У каждого гостя в этом зале было за столом свое насиженное место. Старый добрый ворчун Добран сидел рядом с Заремой. Высокий плечистый чародей с холеной бородой и закрученными кверху усами, Гвидор, сел несколько в отдалении. Каждый из них чтил своего бога и не был похож на остальных. Если старик Горяча, не сменивший и ради совета нищенского своего одеяния, вовсе не имел пристанища, точнее, пристанищем его был любой куст, любая кочка в борейской земле, то Гвидор, наоборот, соорудил рядом со своим роскошным золотым замком искусственное голубое озеро, населил его юными красавицами и устраивал в лунные ночи целые спектакли с танцами и пением этих русалок. Поклонялся он солнечному Дажьбогу, подателю земных благ и заступнику человечьему. На совете он всегда сидел рядом с юным Алатыром, который чтил буйного, но отходчивого хозяина ветров Стрибога.
Все уже расположились по обе стороны тяжелого деревянного стола, когда в дверях появился Белун, успевший переодеться в длинные, свободно ниспадающие с плеч белые одежды, расшитые серебряными нитями.
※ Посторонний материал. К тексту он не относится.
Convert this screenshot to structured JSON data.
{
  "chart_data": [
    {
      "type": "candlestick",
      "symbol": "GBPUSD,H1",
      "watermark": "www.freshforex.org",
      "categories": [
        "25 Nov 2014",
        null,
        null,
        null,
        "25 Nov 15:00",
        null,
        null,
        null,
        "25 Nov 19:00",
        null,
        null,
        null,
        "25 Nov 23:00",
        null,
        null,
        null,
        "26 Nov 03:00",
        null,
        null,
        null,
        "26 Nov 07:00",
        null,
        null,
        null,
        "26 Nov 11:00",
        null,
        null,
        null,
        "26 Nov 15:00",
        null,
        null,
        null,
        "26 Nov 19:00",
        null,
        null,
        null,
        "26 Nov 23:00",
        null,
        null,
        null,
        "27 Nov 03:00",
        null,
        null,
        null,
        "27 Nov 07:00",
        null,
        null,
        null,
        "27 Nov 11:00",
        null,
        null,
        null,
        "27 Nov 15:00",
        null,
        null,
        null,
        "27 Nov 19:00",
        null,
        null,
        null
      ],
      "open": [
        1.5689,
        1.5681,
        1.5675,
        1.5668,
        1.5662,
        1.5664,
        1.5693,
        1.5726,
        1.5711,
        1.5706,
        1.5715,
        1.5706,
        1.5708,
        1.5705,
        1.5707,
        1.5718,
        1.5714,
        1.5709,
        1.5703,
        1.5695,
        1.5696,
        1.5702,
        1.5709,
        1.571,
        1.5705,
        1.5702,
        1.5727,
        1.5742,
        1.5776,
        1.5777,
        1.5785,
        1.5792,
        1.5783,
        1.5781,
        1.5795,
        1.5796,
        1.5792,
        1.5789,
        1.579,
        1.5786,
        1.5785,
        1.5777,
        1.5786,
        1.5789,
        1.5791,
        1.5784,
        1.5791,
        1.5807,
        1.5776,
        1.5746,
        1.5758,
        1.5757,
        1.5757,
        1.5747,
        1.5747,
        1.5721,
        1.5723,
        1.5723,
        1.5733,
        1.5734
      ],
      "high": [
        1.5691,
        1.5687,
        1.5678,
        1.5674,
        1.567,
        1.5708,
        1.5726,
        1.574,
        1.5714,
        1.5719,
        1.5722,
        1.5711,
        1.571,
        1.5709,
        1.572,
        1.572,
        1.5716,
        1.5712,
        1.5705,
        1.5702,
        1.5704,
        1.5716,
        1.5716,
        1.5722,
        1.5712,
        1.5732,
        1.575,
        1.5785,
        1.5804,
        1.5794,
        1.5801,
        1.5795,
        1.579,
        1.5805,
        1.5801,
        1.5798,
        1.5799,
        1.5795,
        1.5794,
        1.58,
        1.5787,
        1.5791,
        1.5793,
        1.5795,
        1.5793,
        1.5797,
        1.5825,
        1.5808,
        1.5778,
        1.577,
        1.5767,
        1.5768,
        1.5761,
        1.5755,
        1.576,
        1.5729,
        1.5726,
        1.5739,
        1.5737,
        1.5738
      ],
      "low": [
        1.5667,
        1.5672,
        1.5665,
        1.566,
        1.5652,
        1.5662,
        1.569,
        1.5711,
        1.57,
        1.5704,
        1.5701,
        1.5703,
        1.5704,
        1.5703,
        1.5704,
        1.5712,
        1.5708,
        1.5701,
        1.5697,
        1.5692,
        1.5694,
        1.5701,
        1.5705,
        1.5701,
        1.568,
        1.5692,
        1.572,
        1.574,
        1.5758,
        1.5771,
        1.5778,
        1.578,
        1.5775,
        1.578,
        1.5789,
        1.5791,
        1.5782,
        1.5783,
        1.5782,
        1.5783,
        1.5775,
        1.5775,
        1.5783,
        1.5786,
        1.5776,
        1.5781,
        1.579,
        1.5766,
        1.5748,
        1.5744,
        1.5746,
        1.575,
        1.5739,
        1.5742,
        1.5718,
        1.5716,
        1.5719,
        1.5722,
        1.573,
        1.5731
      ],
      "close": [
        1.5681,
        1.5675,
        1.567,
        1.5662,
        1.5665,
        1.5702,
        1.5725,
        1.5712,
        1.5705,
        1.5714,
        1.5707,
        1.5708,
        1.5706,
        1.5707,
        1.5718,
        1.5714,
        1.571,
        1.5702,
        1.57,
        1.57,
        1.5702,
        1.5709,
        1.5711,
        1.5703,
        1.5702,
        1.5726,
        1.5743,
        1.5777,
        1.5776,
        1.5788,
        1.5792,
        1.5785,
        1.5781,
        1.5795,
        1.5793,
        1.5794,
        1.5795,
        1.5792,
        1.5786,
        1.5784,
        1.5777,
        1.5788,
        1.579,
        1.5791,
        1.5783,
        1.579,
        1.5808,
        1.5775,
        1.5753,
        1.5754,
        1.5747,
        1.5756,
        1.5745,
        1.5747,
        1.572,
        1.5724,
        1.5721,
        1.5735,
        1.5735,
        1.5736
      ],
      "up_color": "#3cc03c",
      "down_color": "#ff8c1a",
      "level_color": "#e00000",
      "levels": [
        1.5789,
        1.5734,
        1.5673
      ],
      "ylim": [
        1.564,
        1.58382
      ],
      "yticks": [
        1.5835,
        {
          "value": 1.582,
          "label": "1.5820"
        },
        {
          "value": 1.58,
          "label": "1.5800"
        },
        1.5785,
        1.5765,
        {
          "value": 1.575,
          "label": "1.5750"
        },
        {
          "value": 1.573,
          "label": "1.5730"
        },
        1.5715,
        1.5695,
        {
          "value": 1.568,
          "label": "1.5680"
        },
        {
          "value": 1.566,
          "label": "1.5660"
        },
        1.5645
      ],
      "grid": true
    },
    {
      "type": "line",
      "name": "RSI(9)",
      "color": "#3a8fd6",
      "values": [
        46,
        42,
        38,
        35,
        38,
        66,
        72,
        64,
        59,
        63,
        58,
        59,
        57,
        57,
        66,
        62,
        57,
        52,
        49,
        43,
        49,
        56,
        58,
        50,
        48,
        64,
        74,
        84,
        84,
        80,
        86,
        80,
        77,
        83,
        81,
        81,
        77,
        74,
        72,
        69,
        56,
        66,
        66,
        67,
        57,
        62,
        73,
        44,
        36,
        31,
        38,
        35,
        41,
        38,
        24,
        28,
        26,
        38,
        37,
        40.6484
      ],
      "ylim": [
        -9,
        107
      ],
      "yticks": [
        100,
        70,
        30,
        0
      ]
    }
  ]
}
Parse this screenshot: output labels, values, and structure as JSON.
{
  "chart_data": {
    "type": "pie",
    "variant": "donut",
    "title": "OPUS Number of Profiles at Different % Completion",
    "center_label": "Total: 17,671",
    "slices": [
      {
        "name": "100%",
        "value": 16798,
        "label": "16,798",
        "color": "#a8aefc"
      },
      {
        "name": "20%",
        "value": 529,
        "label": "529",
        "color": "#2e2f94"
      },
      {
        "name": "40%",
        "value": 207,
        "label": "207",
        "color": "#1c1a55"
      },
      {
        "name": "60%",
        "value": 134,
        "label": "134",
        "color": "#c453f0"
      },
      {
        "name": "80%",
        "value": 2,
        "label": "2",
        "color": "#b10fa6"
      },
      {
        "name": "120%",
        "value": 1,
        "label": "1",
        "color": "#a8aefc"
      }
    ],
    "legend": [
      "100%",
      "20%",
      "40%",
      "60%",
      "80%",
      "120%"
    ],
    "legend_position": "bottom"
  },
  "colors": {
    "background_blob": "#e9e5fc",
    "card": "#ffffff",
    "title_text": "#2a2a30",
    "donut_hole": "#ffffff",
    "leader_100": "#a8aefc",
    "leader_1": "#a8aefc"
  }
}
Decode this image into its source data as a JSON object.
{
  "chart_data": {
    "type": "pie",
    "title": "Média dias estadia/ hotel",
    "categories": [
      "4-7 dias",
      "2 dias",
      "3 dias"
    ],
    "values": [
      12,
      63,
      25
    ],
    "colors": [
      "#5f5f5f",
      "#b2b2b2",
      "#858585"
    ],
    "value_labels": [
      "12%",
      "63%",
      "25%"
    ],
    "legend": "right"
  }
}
— Собратья, я призвал вас для того, чтобы объявить… — начал он торжественно и вдруг растерянно замолчал.
За столом возникла неловкая пауза, которую никто не решался прервать. Все ждали продолжения речи. Но старый чародей пытливо вслушивался в тишину.
— Что молчишь-то? — проворчал наконец Добран. — Говори, если начал. Или тебе твой Перун молнию в горло воткнул?
— Это ты, Радигаст? — неожиданно спросил в пространство Белун. Вопрос звучал неуверенно и беспомощно. — Ты?
Чародеи переглянулись. Многие подумали одно и то же: уж не наблюдают ли они картину старческого слабоумия? С чего бы это вдруг Белуну разговаривать с тем, кого лет двенадцать нет среди живых на белом свете?
— Радигаст, если это ты, мы будем рады тебя видеть, — тем же неуверенным тоном продолжал беседовать с пространством старый Белун. — Мы как раз собрались вместе, а как войти к нам, ты знаешь.
Первой нашла что спросить Зарема:
— Белун, ты уверен, что с тобой говорит Радигаст? Ты не обманываешься? Тогда спроси скорей у него, что с ним, где он?!
Белун посмотрел на нее почти прозрачными голубыми глазами и смущенно ответил:
— Я и сам не могу себе поверить, но его мысли слышал отчетливо. Сейчас он, по-видимому, появится перед нами, и думаю, мы узнаем обо всем сразу.
— Он не объяснил тебе, где был столько лет, откуда возник?
— Как я понял, из пространственно-временного кокона, в который сам себя замотал, спасаясь от нашего врага.
Белун не произнес вражье имя, но все и так прекрасно поняли, что это был за враг.